ひきつづき窓について。

 house iでは敷地の東側は隣家が迫っており、窓は限定せざるを得ませんでした。ですが、やはり朝日は取り込みたいので、その限られた窓から入ってくる光を印象的に見えるようにと考えた結果が下の写真です。

 この雰囲気、何かに似ていると思いませんか?

 実はこの窓、フェルメールの絵によく登場する「左手にある高窓から差し込むあかり」を意識して設計しました。ちょっとした遊び心です。これは2階の南東角にある書斎の窓なのですが、この部屋は、フェルメールの光の演出のため南側には一切窓を作っていません。だいぶ悩んだのですが、窓は東面のみに限定し、壁の仕上げを漆喰塗としたことでとても柔らかい印象の光で部屋が満たされるようになり、光の扱いがうまくいったのではないかと思います。暗くならないだろうかと心配したのですが、白い漆喰の壁がほどよく光を反射して「静謐な」という言葉で形容したくなるような空間となりました。

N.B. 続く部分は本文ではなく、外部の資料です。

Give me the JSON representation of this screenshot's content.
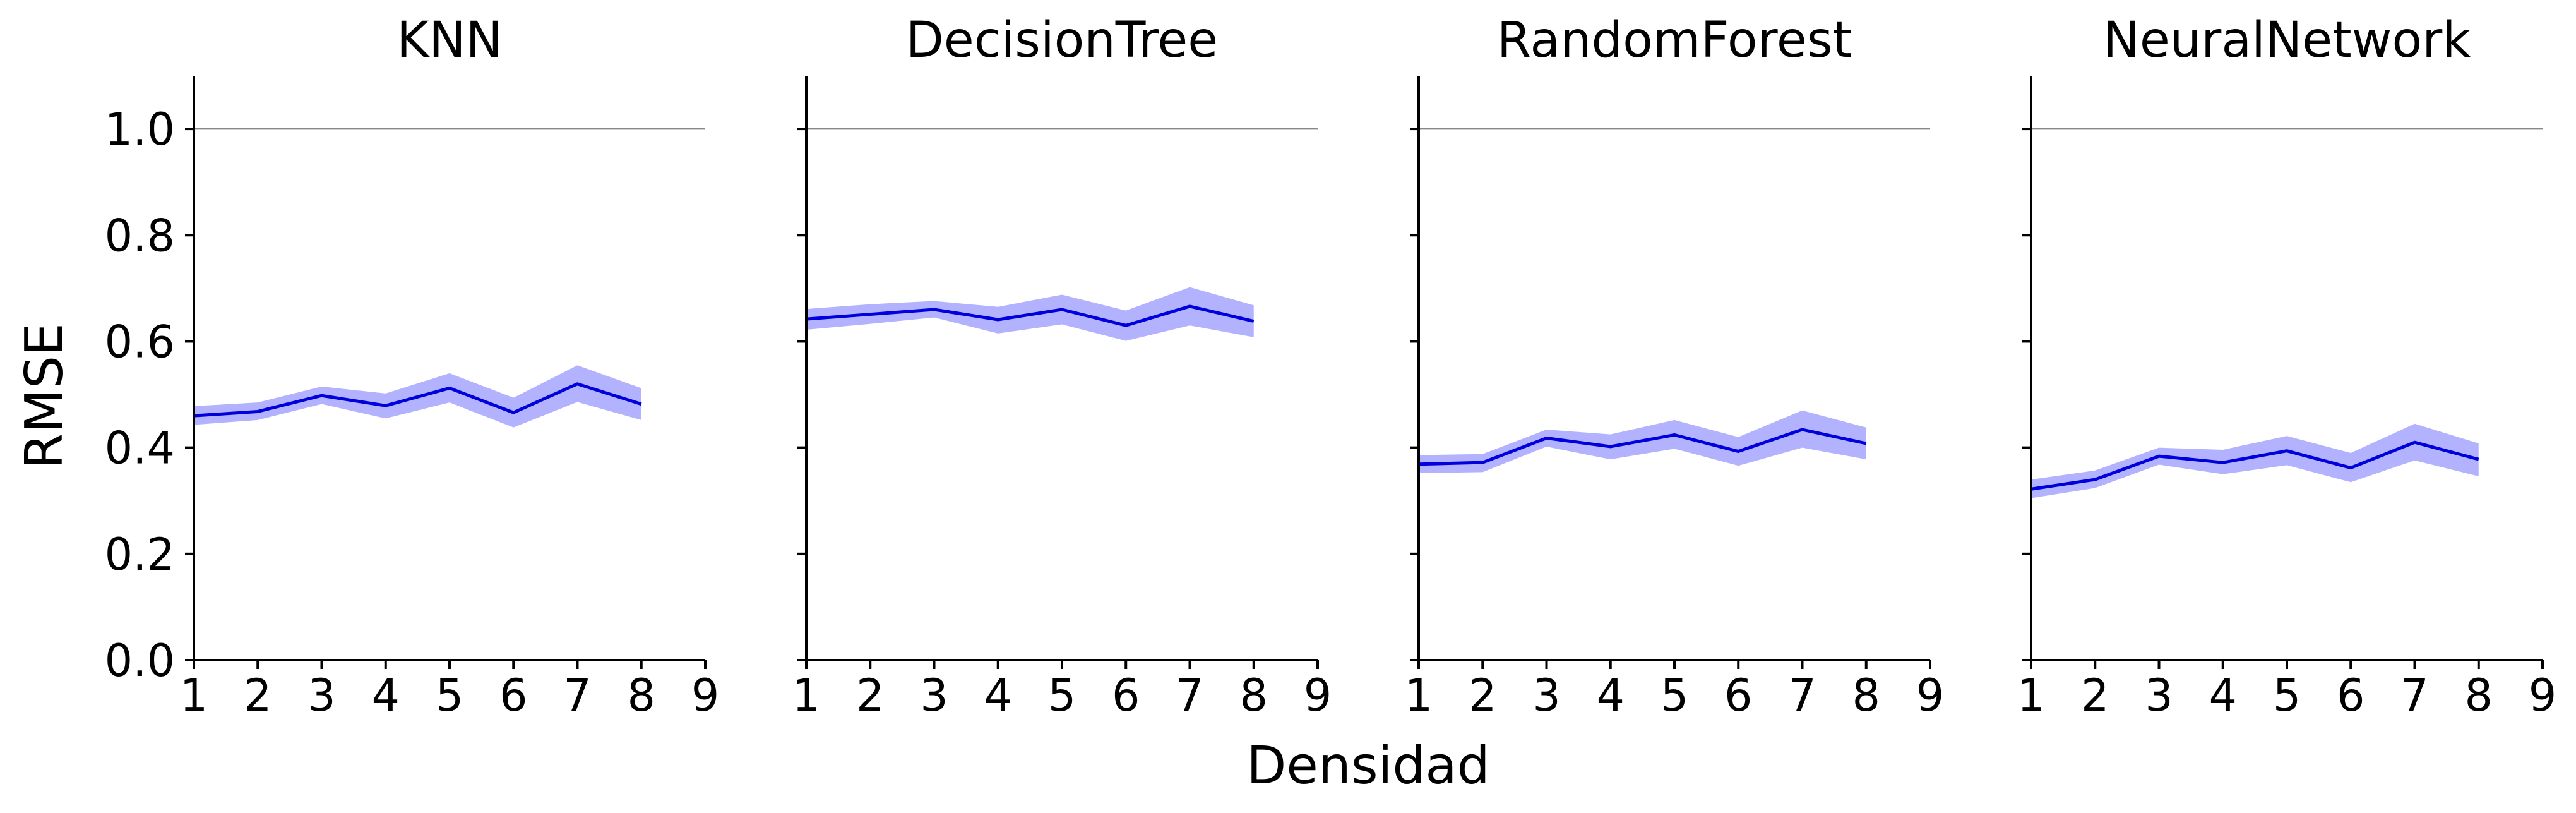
{
  "chart_data": {
    "type": "line",
    "xlabel": "Densidad",
    "ylabel": "RMSE",
    "xlim": [
      1,
      9
    ],
    "ylim": [
      0,
      1.1
    ],
    "xticks": [
      "1",
      "2",
      "3",
      "4",
      "5",
      "6",
      "7",
      "8",
      "9"
    ],
    "yticks": [
      "0.0",
      "0.2",
      "0.4",
      "0.6",
      "0.8",
      "1.0"
    ],
    "reference_line_y": 1.0,
    "colors": {
      "line": "#0000dd",
      "band": "#0000ff"
    },
    "panels": [
      {
        "title": "KNN",
        "x": [
          1,
          2,
          3,
          4,
          5,
          6,
          7,
          8
        ],
        "mean": [
          0.46,
          0.468,
          0.498,
          0.479,
          0.512,
          0.466,
          0.52,
          0.482
        ],
        "lower": [
          0.443,
          0.452,
          0.482,
          0.455,
          0.485,
          0.438,
          0.486,
          0.452
        ],
        "upper": [
          0.478,
          0.485,
          0.515,
          0.502,
          0.54,
          0.494,
          0.555,
          0.512
        ]
      },
      {
        "title": "DecisionTree",
        "x": [
          1,
          2,
          3,
          4,
          5,
          6,
          7,
          8
        ],
        "mean": [
          0.642,
          0.651,
          0.66,
          0.641,
          0.66,
          0.63,
          0.666,
          0.638
        ],
        "lower": [
          0.622,
          0.633,
          0.645,
          0.615,
          0.632,
          0.601,
          0.63,
          0.608
        ],
        "upper": [
          0.661,
          0.67,
          0.676,
          0.665,
          0.688,
          0.658,
          0.702,
          0.668
        ]
      },
      {
        "title": "RandomForest",
        "x": [
          1,
          2,
          3,
          4,
          5,
          6,
          7,
          8
        ],
        "mean": [
          0.369,
          0.372,
          0.418,
          0.402,
          0.424,
          0.393,
          0.434,
          0.408
        ],
        "lower": [
          0.352,
          0.354,
          0.402,
          0.378,
          0.398,
          0.366,
          0.4,
          0.378
        ],
        "upper": [
          0.386,
          0.388,
          0.434,
          0.425,
          0.452,
          0.42,
          0.47,
          0.438
        ]
      },
      {
        "title": "NeuralNetwork",
        "x": [
          1,
          2,
          3,
          4,
          5,
          6,
          7,
          8
        ],
        "mean": [
          0.322,
          0.34,
          0.384,
          0.372,
          0.394,
          0.362,
          0.41,
          0.378
        ],
        "lower": [
          0.305,
          0.324,
          0.368,
          0.35,
          0.367,
          0.335,
          0.376,
          0.346
        ],
        "upper": [
          0.34,
          0.357,
          0.4,
          0.396,
          0.422,
          0.39,
          0.445,
          0.408
        ]
      }
    ]
  }
}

 このように窓は大きく開けることよりも、いかに限定するかと考えたときに非常に難しくなります。ですが、そうすることによって、部屋中全てが均一に明るいよりも、時間や季節によって明るくなったり、ほんのり暗い場所が出来たりといった変化を楽しむことができるようになります。夏が過ぎて秋が深まってくると部屋の奥まで日光が直達するようになったり、朝日の昇ってくる位置がだいぶ南に動いてきたなとか、部屋に入ってくる光が如実に変わっていくのを窺い知ることができます。

 窓の設計は、いつもとても難しいですが、建物が立ち上がって壁が張られ、工事途中そこにぽっかりと空いた開口部から光が差し込んでくるのを体験すると、建築設計という仕事の素晴らしさを実感します。